10/4/2009—In today’s New York Times book review section, there is a wonderful moment in Ross Douthat’s review of Karen Armstong’s new book The Case for God. Douthat rather praises Armstrong’s description of an important tradition in the monotheistic faiths: the pursuit of an unknowable Deity “to be approached through myth, ritual and ‘apophatic’ theology, which practices ‘a deliberate and principled reticence about God and/or the sacred.’” Religion is not something to be thought but something to be done. Religion in the West lost this “knack” because it tried to emulate the truth claims of science, which has now led to bizarre attempts to prove the Bible’s compatibility with modern scientific theories. Armstrong shows that most of the Church fathers, for example, did not read Genesis literally, the way that many so-called conservatives do today.
Douthat does not dispute what Armstrong describes—-he apparently agrees that much conservative religion is know-nothing—-but he disputes Armstrong’s ultimate conclusion: that the three monotheisms were essentially liberal religions prior to the scientific age: “It’s true that Augustine…did not interpret the early books of Genesis literally. But he certainly endorsed a literal reading of Jesus’ resurrection.”
But then Douthat makes a different point, not that liberal religion is less true but that it is less fulfilling and sustainable. “It’s possible to gain some sort of ‘knack’ for a religion without believing that all its dogmas are literally true: a spiritually inclined person can no doubt draw nourishment from the Roman Catholic Mass without believing that the Eucharist literally becomes the body and blood of Christ. But without the doctrine of transubstantiation, the Mass would not exist to provide that nourishment. Not every churchgoer will share Flannery O’Connor’s opinion that if the Eucharist is ‘a symbol, to hell with it.’ But the Catholic faith has endured for 2,000 years because of Flannery O’Connors, not Karen Armstrongs.

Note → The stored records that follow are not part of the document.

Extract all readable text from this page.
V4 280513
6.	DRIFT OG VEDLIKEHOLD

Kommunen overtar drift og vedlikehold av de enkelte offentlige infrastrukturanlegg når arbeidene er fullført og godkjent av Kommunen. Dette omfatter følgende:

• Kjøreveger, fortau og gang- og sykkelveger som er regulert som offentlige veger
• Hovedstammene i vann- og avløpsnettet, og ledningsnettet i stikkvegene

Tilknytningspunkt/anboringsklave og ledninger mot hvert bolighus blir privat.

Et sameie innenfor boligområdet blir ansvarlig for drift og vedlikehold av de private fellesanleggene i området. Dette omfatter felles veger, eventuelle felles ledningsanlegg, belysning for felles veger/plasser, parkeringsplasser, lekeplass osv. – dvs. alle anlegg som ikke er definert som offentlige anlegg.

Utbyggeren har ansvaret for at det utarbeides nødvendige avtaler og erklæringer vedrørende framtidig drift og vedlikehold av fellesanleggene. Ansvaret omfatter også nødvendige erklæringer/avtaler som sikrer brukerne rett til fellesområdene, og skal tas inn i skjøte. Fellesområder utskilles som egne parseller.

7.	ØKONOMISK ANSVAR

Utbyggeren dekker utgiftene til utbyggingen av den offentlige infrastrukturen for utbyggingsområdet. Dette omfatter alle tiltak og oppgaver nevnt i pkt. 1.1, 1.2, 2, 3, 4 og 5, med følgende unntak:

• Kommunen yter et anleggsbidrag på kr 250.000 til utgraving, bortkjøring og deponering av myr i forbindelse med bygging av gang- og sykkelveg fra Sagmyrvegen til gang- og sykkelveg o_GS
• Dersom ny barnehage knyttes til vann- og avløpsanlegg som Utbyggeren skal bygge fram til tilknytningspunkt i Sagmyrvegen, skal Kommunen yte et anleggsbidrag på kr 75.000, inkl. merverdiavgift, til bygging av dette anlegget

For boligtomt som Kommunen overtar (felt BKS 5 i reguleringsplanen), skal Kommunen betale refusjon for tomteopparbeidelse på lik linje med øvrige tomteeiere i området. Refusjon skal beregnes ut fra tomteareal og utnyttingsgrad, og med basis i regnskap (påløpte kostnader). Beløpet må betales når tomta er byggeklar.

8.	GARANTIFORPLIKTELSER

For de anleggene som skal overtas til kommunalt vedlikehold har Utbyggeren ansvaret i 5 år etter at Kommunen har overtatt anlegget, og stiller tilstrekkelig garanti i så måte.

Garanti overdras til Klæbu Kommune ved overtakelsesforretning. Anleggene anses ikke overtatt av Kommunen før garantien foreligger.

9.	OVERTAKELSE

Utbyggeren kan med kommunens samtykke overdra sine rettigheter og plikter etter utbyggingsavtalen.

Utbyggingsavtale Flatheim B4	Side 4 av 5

This explains why liberal religion tends to be parasitic on more dogmatic forms of faith, which create and sustain the practices that the liberal believer picks and chooses from, reads symbolically and reinterprets for a more enlightened age. Such spiritual dilettant¬ism has its charms, but it lacks the sturdy appeal of Western monotheism… .”
Douthat describes essentially my feelings about Judaism. My “faith” is probably very close to that of Armstrong, but it finally seemed false to me to describe it as Judaism. So I call it Hallowed Secularism, which seems more faithful to the break between my beliefs and those of the ancient rabbis. Or, to put it another way, whether God performs miracles or not, they did not doubt that he could do so if he wished. For me, miracles, and the kind of God who could perform them, are ruled out in principle.
This agreement does not mean that the kind of religion Douthat describes is actually possible in the long run. Religion cannot exist if it is inconsistent with the given certainties of the age.